A cette époque, dès les premiers beaux jours, les bords du canal et l'écluse étaient le rendez-vous dominical de nombreux quimpérois venant chercher un peu de calme et de tranquillité. Les plages étaient alors strictement interdites par les autorités d'occupation : on y édifiait le fameux "mur de l'Atlantique".

Malgré toutes ces contraintes, la vie sportive et culturelle fut active. L’athlétisme connut un regain d'intérêt, et pour le foot, les déplacements les plus proches se faisaient à vélo ; pour les plus lointains, il fallait trouver un camion à gazogène ou aller en train. Une troupe théâtrale fut mise sur pied et donna des représentations très suivies. Des fêtes eurent lieu dans les écoles pour pouvoir venir en aide aux prisonniers de guerre très nombreux. Des chansonnettes furent créées : "A Lestonan, c'est le rendez-vous ...", "Au beau pays d'Odet".

 

En janvier 1947, le travail reprit à la Papeterie. En attendant cette reprise, en 1945 et 1946, le personnel disponible avait été employé à la construction ("à la brouette") de la route Kerho-Créac'h Ergué.

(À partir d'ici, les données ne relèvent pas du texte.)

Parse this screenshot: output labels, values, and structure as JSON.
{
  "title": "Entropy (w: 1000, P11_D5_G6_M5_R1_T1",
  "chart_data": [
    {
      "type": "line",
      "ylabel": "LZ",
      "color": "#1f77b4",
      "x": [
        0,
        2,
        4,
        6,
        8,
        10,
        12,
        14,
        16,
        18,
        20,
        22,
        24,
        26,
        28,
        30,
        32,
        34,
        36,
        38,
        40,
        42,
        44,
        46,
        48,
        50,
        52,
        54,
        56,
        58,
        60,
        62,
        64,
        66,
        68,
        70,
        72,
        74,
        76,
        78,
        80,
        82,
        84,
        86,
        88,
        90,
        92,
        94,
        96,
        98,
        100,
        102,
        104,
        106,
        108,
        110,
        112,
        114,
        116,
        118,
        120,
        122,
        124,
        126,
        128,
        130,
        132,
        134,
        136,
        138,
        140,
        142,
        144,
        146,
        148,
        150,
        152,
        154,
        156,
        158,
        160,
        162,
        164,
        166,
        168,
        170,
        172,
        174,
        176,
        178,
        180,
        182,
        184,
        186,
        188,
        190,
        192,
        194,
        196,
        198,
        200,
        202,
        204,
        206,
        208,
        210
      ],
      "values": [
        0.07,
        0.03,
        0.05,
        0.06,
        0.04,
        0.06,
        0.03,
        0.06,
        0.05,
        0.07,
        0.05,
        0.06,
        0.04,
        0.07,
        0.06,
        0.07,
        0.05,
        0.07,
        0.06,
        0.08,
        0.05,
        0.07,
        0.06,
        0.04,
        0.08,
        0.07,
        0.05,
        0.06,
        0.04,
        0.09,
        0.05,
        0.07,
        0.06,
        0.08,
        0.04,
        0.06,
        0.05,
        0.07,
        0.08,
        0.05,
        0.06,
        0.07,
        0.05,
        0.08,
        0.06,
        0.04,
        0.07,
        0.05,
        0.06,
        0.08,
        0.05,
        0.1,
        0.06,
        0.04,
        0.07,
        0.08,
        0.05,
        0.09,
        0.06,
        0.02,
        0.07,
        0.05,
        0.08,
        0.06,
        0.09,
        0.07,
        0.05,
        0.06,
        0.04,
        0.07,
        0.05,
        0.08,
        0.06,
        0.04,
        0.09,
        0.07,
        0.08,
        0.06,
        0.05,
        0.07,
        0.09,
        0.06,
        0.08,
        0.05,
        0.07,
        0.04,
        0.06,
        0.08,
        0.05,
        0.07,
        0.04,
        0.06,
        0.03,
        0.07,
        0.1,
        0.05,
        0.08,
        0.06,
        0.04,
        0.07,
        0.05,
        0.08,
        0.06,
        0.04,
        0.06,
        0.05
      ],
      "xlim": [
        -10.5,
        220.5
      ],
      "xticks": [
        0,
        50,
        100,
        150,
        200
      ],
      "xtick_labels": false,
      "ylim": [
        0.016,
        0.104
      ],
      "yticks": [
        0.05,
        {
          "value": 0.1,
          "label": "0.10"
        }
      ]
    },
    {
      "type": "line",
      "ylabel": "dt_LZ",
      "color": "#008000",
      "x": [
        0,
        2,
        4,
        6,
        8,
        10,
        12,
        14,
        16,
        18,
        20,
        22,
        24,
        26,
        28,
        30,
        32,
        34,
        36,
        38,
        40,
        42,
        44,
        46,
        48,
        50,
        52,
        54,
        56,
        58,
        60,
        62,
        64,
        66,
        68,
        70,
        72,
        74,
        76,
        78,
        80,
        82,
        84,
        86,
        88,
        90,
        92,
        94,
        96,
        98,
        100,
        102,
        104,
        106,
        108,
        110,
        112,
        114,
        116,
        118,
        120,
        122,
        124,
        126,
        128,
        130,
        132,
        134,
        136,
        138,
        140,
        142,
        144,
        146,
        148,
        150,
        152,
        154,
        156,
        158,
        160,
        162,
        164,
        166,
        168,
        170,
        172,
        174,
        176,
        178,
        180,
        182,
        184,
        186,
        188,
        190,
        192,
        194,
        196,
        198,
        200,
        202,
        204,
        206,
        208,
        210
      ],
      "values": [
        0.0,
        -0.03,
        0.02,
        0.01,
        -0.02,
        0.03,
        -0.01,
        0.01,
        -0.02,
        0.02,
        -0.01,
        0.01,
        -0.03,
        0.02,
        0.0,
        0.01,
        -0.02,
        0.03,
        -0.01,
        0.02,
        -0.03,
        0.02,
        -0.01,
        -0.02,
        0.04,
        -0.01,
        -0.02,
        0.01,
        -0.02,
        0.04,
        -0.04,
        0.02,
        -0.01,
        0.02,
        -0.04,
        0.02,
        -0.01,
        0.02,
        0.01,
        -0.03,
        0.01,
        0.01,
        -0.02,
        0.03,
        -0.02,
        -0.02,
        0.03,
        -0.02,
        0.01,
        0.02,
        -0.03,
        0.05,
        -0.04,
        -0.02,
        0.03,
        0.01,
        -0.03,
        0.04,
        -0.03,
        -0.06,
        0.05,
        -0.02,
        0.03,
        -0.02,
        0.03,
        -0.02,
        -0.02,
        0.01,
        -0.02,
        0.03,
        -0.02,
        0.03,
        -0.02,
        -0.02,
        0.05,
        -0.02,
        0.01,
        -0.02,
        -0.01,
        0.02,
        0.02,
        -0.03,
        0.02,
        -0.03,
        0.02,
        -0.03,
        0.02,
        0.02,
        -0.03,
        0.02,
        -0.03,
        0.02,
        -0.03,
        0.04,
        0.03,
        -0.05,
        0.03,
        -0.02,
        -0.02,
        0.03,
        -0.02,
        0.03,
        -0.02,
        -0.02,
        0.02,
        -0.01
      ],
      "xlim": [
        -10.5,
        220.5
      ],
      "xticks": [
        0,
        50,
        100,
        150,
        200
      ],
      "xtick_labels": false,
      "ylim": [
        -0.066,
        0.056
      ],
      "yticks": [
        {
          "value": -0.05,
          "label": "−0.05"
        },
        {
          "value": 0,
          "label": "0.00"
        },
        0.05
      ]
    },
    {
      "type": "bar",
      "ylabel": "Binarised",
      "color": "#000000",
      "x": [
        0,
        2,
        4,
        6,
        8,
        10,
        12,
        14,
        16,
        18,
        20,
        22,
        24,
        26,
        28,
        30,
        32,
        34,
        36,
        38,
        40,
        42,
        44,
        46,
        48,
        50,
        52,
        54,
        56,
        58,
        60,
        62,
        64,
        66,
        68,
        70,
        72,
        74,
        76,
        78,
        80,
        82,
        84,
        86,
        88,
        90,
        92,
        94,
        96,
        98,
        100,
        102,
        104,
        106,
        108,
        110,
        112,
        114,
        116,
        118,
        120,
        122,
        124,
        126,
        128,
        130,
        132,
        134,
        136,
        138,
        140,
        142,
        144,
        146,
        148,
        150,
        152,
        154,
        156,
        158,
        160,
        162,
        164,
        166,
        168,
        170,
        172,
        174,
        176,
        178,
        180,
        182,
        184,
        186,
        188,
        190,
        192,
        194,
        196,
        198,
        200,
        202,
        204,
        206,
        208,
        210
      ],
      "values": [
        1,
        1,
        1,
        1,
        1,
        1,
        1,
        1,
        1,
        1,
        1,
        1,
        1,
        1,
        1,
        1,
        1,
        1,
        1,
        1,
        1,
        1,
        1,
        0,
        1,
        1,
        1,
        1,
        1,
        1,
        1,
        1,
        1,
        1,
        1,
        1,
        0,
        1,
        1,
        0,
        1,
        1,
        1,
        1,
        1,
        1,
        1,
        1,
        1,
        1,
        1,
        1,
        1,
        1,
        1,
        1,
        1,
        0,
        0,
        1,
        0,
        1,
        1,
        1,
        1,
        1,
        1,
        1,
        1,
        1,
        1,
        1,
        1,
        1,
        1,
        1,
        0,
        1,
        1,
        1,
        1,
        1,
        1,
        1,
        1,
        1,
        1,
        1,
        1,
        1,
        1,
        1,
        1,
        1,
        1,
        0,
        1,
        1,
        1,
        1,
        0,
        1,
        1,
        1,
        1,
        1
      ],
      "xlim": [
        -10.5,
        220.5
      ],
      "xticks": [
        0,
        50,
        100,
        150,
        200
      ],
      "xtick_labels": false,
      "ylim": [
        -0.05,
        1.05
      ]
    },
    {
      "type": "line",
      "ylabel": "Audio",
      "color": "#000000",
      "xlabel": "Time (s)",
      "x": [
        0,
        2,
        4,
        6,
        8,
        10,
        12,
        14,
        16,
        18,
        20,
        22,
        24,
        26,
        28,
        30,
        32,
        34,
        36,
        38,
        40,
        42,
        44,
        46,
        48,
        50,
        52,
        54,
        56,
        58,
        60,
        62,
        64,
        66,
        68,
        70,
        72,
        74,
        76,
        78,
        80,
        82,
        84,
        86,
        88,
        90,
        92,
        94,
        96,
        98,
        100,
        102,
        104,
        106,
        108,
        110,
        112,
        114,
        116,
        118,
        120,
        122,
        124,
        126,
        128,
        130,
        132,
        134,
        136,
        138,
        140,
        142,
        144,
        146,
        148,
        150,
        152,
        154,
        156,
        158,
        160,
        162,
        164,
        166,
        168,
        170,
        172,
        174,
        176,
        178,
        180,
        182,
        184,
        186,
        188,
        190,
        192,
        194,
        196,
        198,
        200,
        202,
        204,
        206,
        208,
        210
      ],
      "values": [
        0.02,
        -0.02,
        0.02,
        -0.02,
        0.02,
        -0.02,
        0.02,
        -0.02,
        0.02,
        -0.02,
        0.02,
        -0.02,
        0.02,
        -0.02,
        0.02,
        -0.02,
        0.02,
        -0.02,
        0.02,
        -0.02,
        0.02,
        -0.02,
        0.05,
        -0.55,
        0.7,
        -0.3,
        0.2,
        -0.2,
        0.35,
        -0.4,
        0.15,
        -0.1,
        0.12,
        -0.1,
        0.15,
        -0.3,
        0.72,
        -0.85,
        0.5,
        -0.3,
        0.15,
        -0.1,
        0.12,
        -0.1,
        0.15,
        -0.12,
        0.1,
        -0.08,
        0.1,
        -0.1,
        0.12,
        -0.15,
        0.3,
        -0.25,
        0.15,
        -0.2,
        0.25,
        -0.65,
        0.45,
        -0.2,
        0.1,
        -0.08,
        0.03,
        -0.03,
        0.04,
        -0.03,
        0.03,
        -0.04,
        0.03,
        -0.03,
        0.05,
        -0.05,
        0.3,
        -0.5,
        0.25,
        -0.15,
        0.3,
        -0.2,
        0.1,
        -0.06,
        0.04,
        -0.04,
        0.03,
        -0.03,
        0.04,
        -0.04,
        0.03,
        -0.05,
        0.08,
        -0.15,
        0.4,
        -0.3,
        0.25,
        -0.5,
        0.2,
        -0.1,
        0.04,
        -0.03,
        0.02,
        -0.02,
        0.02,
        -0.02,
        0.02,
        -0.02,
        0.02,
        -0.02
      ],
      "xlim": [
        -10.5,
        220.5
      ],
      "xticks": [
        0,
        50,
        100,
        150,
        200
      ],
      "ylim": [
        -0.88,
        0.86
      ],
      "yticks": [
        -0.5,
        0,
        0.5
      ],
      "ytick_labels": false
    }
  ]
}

Dans les années qui suivirent, des constructions s'édifièrent encore à Ker Anna, à Bigoudic et à Lestonan même.

En 1955, Pierre Quéré agrandit sa salle de bal.

En 1961-1962, ce fut la mise en route de deux nouvelles unités de production à la Papeterie. L'embauche de nouvelles personnes amena de nouvelles constructions à Keranguéo, Stan Ven, Croas ar Gac, Quélennec, Ker Anna et Lestonan.

Mais, si jusqu'alors l'expansion de Lestonan était liée à la Papeterie, depuis, les causes en sont différentes. La proximité de la ville de Quimper, de ses hôpitaux, de ses écoles, de ses diverses administrations, ont incité beaucoup à s'installer dans les environs de Lestonan et de Quélennec. Cette expansion de Lestonan s'est faite aussi vers la route de Pen Carn. De nombreux lotissements ont vu le jour.

Dans les années 1970, ce fut la création du parking à l'emplacement de jardins, et l'ouverture de la "rue du Ménez".

L'augmentation de toute cette population amena à agrandir les écoles, à la création d'un restaurant scolaire, à la mise en place d'un réseau de transports scolaires vers les collèges et lycées de Quimper.

Un nouveau stade vit le jour pour remplacer celui de Ker Anna devenu non conforme et peu pratique.

Enfin, l'année 1972 vit l'implantation de la Safidiep : Bolloré se lançait dans la fabrication de films pour condensateurs.